The United States also warned China, the largest buyer of Russian oil, that it could face huge tariffs if it kept buying, Treasury Secretary Scott Bessent told a news conference in Stockholm.
"Russia exports more than 7m b/d of crude oil and refined products," said analysts at ING, in a note. "Thus, effective 100% secondary tariffs would lead to a dramatic shift in the oil market. A number of key buyers of Russian oil would likely be reluctant to continue purchases, particularly large US trading partners. The impact on the oil balance and prices would be significant."
However, Barclays (LON:BARC) has cautioned against searching for too much upside.
"We would caution against assigning too high of a probability to a sustained material disruption in Russian supplies at this time, given several considerations that could blunt the effect,” Barclays said.
"First, low energy prices are clearly a priority for the Trump administration. Second, Russia has been able to work around Western sanctions since the invasion, as the country’s exports have been resilient to the G-7 price cap mechanism. Third, secondary tariffs on Russian oil could jeopardize ongoing trade negotiations with China and India, two key buyers of Russian oil. Last, secondary tariffs announced on buyers of Venezuelan oil in March have had a negligible effect on the country’s exports so far. So the potential ’Sledgehammer’ might not affect oil markets materially."

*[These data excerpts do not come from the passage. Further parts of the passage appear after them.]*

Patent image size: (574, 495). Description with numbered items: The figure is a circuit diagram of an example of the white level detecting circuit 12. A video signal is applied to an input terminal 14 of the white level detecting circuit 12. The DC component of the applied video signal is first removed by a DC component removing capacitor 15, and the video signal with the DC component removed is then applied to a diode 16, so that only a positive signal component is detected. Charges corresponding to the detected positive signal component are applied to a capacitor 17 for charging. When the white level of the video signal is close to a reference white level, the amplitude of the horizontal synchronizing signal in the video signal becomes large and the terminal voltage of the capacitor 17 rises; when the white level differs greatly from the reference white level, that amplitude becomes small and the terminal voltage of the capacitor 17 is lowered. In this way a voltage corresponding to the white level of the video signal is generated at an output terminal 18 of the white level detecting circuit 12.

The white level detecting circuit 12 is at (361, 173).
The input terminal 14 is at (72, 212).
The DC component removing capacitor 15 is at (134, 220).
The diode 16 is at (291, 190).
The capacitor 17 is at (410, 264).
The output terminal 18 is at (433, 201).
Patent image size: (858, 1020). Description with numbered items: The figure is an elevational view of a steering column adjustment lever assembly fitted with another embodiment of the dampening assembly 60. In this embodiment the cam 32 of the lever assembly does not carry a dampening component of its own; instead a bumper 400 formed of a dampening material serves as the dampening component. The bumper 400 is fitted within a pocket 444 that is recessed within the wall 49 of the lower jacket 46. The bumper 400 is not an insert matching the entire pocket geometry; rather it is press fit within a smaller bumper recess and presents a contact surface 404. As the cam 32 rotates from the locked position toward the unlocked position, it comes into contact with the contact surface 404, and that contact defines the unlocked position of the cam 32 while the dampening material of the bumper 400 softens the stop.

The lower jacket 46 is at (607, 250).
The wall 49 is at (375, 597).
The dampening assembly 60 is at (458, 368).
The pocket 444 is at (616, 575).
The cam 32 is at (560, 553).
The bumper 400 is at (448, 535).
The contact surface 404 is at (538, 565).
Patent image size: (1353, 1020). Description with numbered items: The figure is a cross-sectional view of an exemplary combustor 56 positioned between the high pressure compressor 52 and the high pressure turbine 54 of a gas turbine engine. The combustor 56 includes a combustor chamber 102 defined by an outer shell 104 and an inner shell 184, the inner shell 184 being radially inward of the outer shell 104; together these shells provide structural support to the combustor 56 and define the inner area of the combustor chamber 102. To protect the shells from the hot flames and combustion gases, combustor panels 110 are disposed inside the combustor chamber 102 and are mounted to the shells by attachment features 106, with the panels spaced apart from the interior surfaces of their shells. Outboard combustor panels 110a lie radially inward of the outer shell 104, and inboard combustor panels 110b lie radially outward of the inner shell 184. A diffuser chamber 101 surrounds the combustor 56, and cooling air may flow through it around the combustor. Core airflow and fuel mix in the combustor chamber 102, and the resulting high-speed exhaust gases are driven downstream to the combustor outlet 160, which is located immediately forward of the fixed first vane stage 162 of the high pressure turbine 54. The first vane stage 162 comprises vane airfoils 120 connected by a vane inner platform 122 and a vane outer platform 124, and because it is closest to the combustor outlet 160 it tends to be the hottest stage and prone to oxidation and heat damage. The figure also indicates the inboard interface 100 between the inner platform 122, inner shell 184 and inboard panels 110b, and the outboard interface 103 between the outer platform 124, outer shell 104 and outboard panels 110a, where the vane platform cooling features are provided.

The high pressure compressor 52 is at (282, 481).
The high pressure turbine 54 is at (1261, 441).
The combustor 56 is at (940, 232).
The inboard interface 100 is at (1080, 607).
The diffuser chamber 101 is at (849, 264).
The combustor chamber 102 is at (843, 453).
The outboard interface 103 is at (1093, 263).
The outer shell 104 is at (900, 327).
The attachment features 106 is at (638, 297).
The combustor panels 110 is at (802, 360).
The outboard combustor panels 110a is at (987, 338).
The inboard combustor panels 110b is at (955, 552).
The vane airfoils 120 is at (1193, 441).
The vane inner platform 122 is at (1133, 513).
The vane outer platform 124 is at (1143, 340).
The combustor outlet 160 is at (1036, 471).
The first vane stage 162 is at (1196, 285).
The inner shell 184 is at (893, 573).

U.S. GDP bounced back in Q2
The crude market also received a minor boost Wednesday, after data showed that the U.S. economy, the largest energy consumer in the world, grew by more than anticipated in the second quarter, rebounding from a contraction in the first three months of 2025.
The Commerce Department’s advance gross domestic product (GDP) report on Wednesday showed growth of 3.0% for the April to June period, above the 2.5% growth expected. GDP shrank by 0.5% in the first quarter.
Additionally, headline personal consumption expenditures price index, a gauge of inflation, slowed to 2.1% from 3.7%. Excluding food and energy, the PCE index increased 2.5%, compared with an earlier jump of 3.5%.
The Federal Reserve is set to conclude its July policy meeting later in the session, and is widely expected to leave rates unchanged. particularly with the economy showing signs of resilience.
Officials at the Federal Reserve have been closely monitoring inflationary pressures as they deliberate over the path of interest rates in the coming months.
Nonfarm payrolls data, a key labor market indicator, is due on Friday.
Trump’s deadline for steep trade tariffs also lands on Friday, and the president announced on Wednesday that the United States will impose a 25% tariff plus penalties on India starting August 1, citing the country’s purchases of Russian military equipment and energy.
U.S. inventories unexpectedly rise - API
Data from the American Petroleum Institute, released on Tuesday, showed U.S. oil inventories grew about 1.5 million barrels (mb) in the week to July 25.
This build contrasted expectations for a 2.5 mb draw, and also marked a reversal from a small draw in the prior week.
The API data usually heralds a similar reading from official inventory data, which is due later on Wednesday. Signs of a build in U.S. inventories raise some questions about demand in the world’s biggest fuel consumer, especially amid heightened economic uncertainty.
China PMIs, BOJ meeting on tap
In Asia, focus is also on key purchasing managers index data from top oil importer China, due on Thursday. The print is expected to provide more insight into the world’s second-largest economy, after it wound down a bitter trade war with the U.S. earlier this year.
The Bank of Japan is also set to decide on interest rates on Thursday, and is widely expected to leave them unchanged amid heightened uncertainty over trade and Japan’s political leadership.